Just a quick question on the structure of the following proof. My book defines a function $f$ to be measurable on $E \subset \mathbb{R}^d$, if for all $a \in \mathbb{R}$ the set
$$f^{-1}([-\infty , a)) = \{x \in E: f(x) < a\}$$
is measurable.
Next it is claimed that we have an equivalent definition if we use the inverse image of closed intervals (they use an iff statement).

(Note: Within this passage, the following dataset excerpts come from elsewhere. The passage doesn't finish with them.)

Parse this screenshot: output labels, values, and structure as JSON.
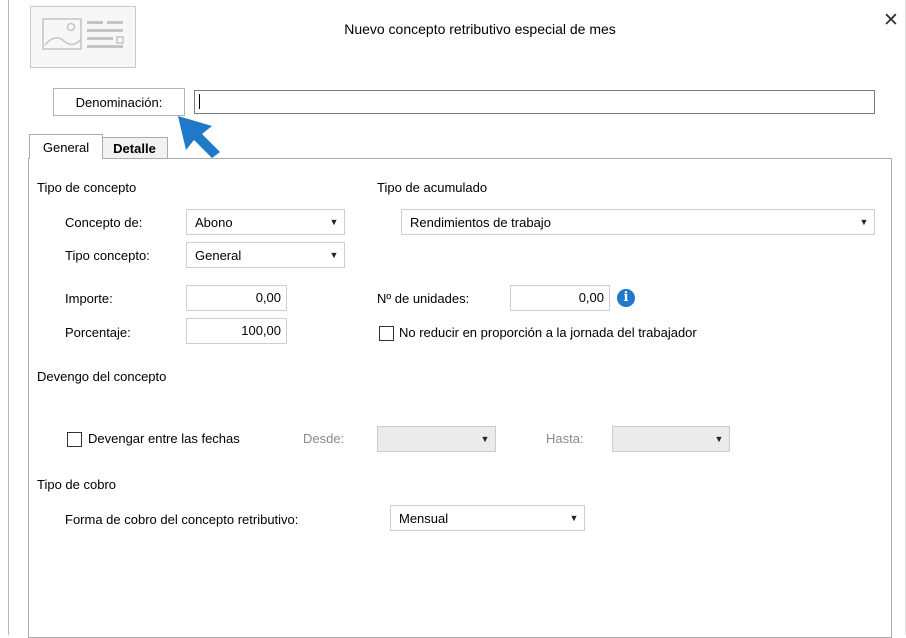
{
  "window": {
    "title": "Nuevo concepto retributivo especial de mes",
    "close_icon": "✕"
  },
  "header": {
    "denominacion_label": "Denominación:",
    "denominacion_value": ""
  },
  "tabs": [
    {
      "label": "General",
      "active": true
    },
    {
      "label": "Detalle",
      "active": false
    }
  ],
  "tipo_concepto": {
    "heading": "Tipo de concepto",
    "concepto_de_label": "Concepto de:",
    "concepto_de_value": "Abono",
    "tipo_concepto_label": "Tipo concepto:",
    "tipo_concepto_value": "General",
    "importe_label": "Importe:",
    "importe_value": "0,00",
    "porcentaje_label": "Porcentaje:",
    "porcentaje_value": "100,00"
  },
  "tipo_acumulado": {
    "heading": "Tipo de acumulado",
    "value": "Rendimientos de trabajo",
    "unidades_label": "Nº de unidades:",
    "unidades_value": "0,00",
    "info_icon": "i",
    "no_reducir_label": "No reducir en proporción a la jornada del trabajador",
    "no_reducir_checked": false
  },
  "devengo": {
    "heading": "Devengo del concepto",
    "devengar_label": "Devengar entre las fechas",
    "devengar_checked": false,
    "desde_label": "Desde:",
    "desde_value": "",
    "hasta_label": "Hasta:",
    "hasta_value": ""
  },
  "tipo_cobro": {
    "heading": "Tipo de cobro",
    "forma_label": "Forma de cobro del concepto retributivo:",
    "forma_value": "Mensual"
  },
  "colors": {
    "cursor_arrow": "#1f78c8",
    "info_icon_bg": "#1f78c8"
  },
  "dropdown_arrow": "▼"
}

The proof is obtained by seeing that in one direction we have
$$\{f \leq a\} = \bigcap_{k = 1}^\infty \{f < a + 1/k\} \tag{1}$$
and in the other direction
$$\{f < a\} = \bigcup_{k = 1}^\infty \{f \leq a - 1/k\} \tag{2}$$
Noting that for $(1)$ a countable intersection of measurable sets is measurable.
Okay, so I take the proof to mean that for $(1)$ we are proving the following: If $\{f < a\}$ is measurable, then $\{f \leq a\}$ is measurable. Then we show that because the right hand side is a measurable set for all $k$ by definition, and its countably infinite intersection is the left side.
For $(2)$ I believe that we are showing the same thing, essentially in reverse.
Really what I'm asking is: is the bolded reason above correct?